Obrazy van Gogha, Moneta i Picassa sprzedano we wtorek w Mediolanie na aukcji, na której wystawiono 55 dzieł sztuki, należących niegdyś do właściciela firmy spożywczej Parmalat, Calisto Tanziego. Jej upadek w 2003 roku był największym bankructwem w Europie.
Tanzi został oskarżony o sprzeniewierzenie setek milionów euro oraz doprowadzenie do upadku koncernu o wartości 14 miliardów euro i skazany na karę więzienia.
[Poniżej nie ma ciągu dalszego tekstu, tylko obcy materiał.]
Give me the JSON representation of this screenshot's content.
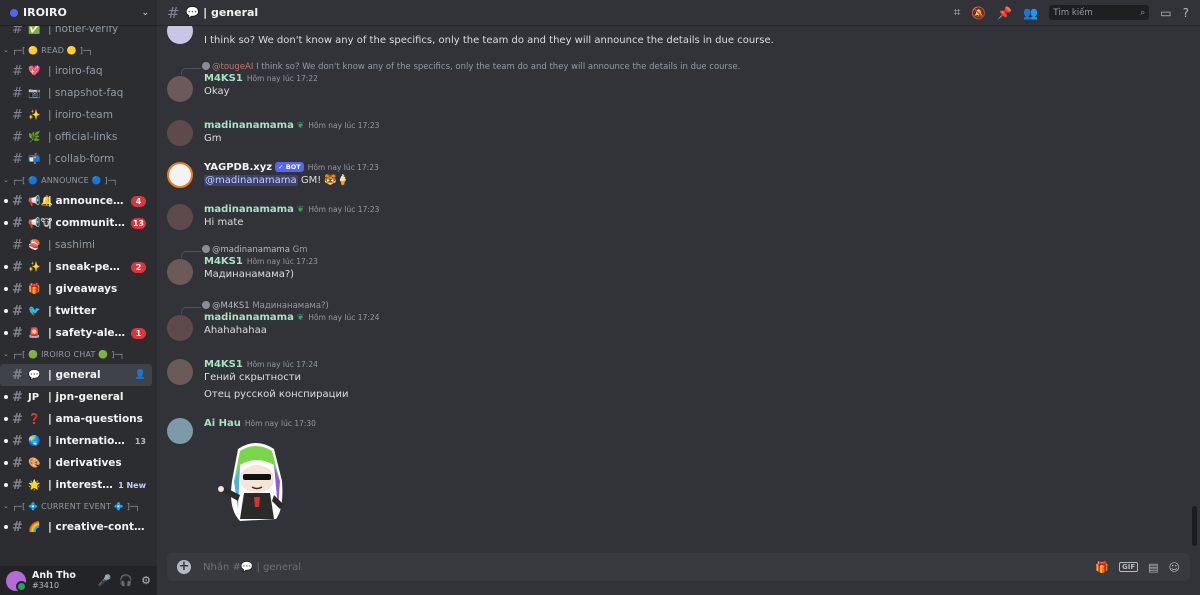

Na mocy decyzji sądu pieniądze ze zlicytowanych arcydzieł, znalezionych w kryjówkach w Szwajcarii i w garażu właściciela firmy, zostaną przekazane jego dłużnikom, czyli byłym akcjonariuszom Parmalat.
Kolekcja sztuki była bogatsza od niejednego muzeum - podkreślają włoskie media w relacjach z licytacji sądowej. Odnotowują, że w zbiorach Tanzi miał też dzieła Cezanne’a i Gauguina.
Zaznacza się, że podczas gdy księgi rachunkowe Parmalat były sfałszowane, obrazy najsłynniejszych artystów są autentyczne.
„Nigdy we Włoszech nie widziałem wystawienia na aukcji zbioru dzieł o takim znaczeniu” – przyznał dyrektor domu aukcyjnego Pietro De Bernardi. Na licytację dzieł z katalogu zatytułowanego „Odnalezione skarby” przybyła między innymi delegacja zainteresowanego dziełami muzeum van Gogha z Amsterdamu.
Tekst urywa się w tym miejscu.